13c. Force Majeure. A party will not be liable for any delay or failure to perform its obligations (other than payment obligations) due to events beyond its reasonable control, including labor disputes, war, terrorism, civil unrest, natural disasters, epidemics or pandemics (and related governmental actions), or shortages of materials, provided that the affected party uses reasonable efforts to notify the other party and resume performance as soon as practicable.
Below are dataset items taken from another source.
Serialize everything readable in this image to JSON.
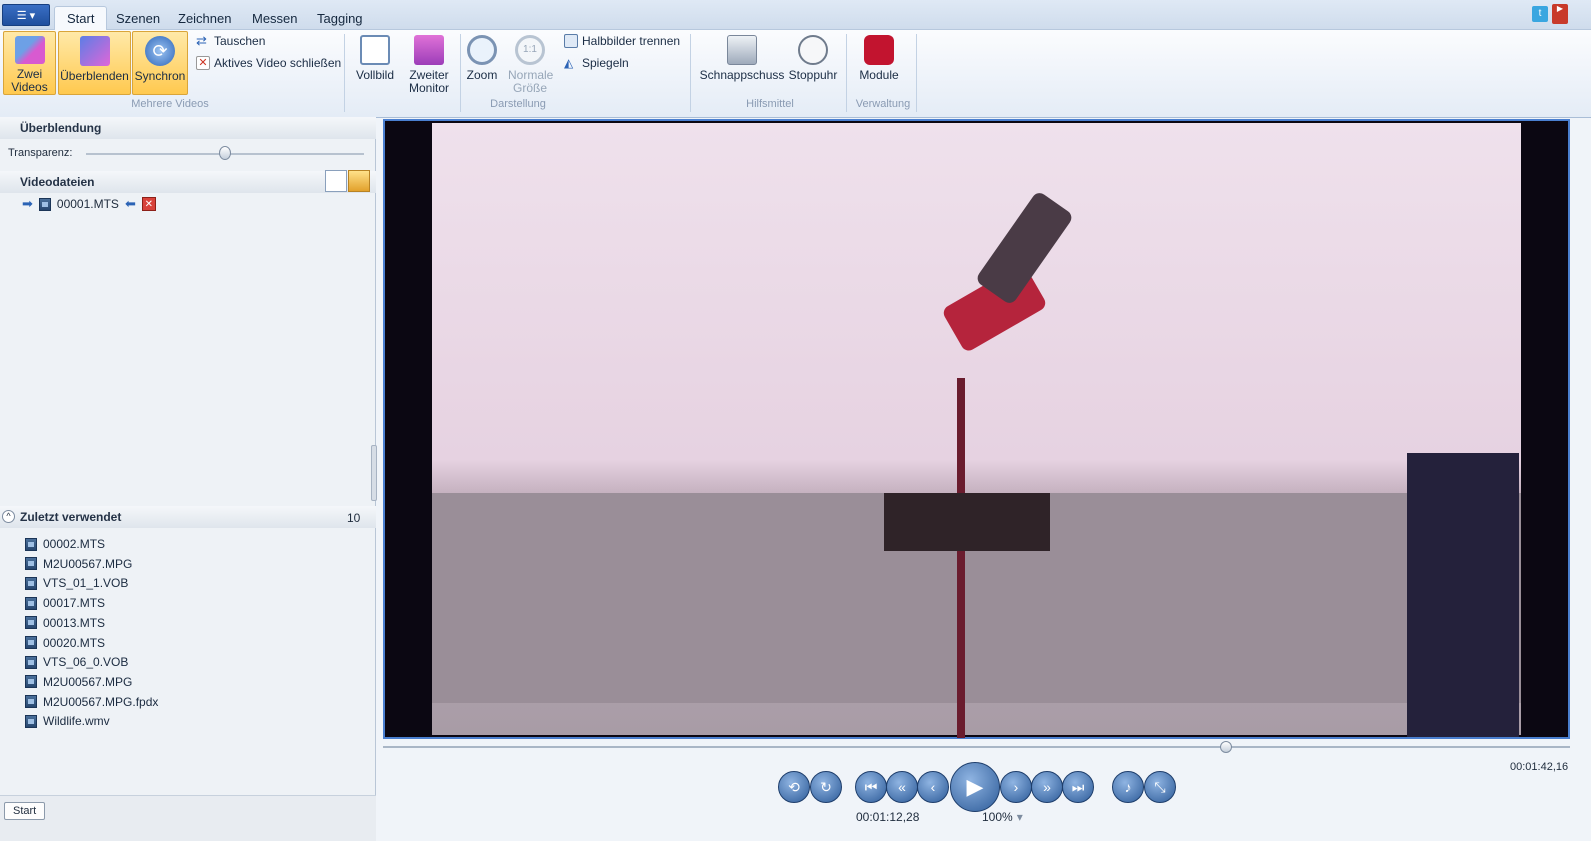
{
  "tabs": [
    "Start",
    "Szenen",
    "Zeichnen",
    "Messen",
    "Tagging"
  ],
  "ribbon": {
    "zwei_videos": "Zwei Videos",
    "ueberblenden": "Überblenden",
    "synchron": "Synchron",
    "tauschen": "Tauschen",
    "aktives_video": "Aktives Video schließen",
    "group_mehrere": "Mehrere Videos",
    "vollbild": "Vollbild",
    "zweiter_monitor": "Zweiter Monitor",
    "zoom": "Zoom",
    "normale_groesse": "Normale Größe",
    "halbbilder": "Halbbilder trennen",
    "spiegeln": "Spiegeln",
    "group_darstellung": "Darstellung",
    "schnappschuss": "Schnappschuss",
    "stoppuhr": "Stoppuhr",
    "group_hilfsmittel": "Hilfsmittel",
    "module": "Module",
    "group_verwaltung": "Verwaltung"
  },
  "left": {
    "ueberblendung": "Überblendung",
    "transparenz": "Transparenz:",
    "transparency_level": 0.5,
    "videodateien": "Videodateien",
    "current_file": "00001.MTS",
    "zuletzt": "Zuletzt verwendet",
    "zuletzt_count": "10",
    "recent": [
      "00002.MTS",
      "M2U00567.MPG",
      "VTS_01_1.VOB",
      "00017.MTS",
      "00013.MTS",
      "00020.MTS",
      "VTS_06_0.VOB",
      "M2U00567.MPG",
      "M2U00567.MPG.fpdx",
      "Wildlife.wmv"
    ],
    "start": "Start"
  },
  "player": {
    "total_time": "00:01:42,16",
    "current_time": "00:01:12,28",
    "zoom": "100%",
    "progress": 0.71
  }
}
13d. Other. This Agreement sets forth the entire agreement and understanding of the parties with respect to the subject matter hereof and supersedes all prior or contemporaneous discussions, agreements and understandings of every kind and nature between the parties, including any terms contained on a purchase order issued by Customer. This Agreement includes any terms incorporated herein by reference, including the applicable MCP Terms. No terms or conditions set forth in any purchase order or other Customer document will modify or supplement this Agreement. If any provision of this Agreement is found by any court, tribunal or administrative body of competent jurisdiction to be wholly or partly illegal, invalid, void, voidable, unenforceable or unreasonable it shall to the extent of such illegality, invalidity, voidability, unenforceability or unreasonableness be deemed severable and the remaining provisions of the Agreement and the remainder of such provision shall continue in full force and effect. No failure or delay or failure to exercise any right constitutes a waiver, and any waiver must be in writing and signed by an authorized representative. In any action or proceeding arising out of or relating to this Agreement, the prevailing party will be entitled to recover its reasonable attorneys’ fees and costs. This Agreement and any amendment hereto may be executed in counterparts, and electronically scanned, digital or facsimile signatures will have the same effect as original manual signatures.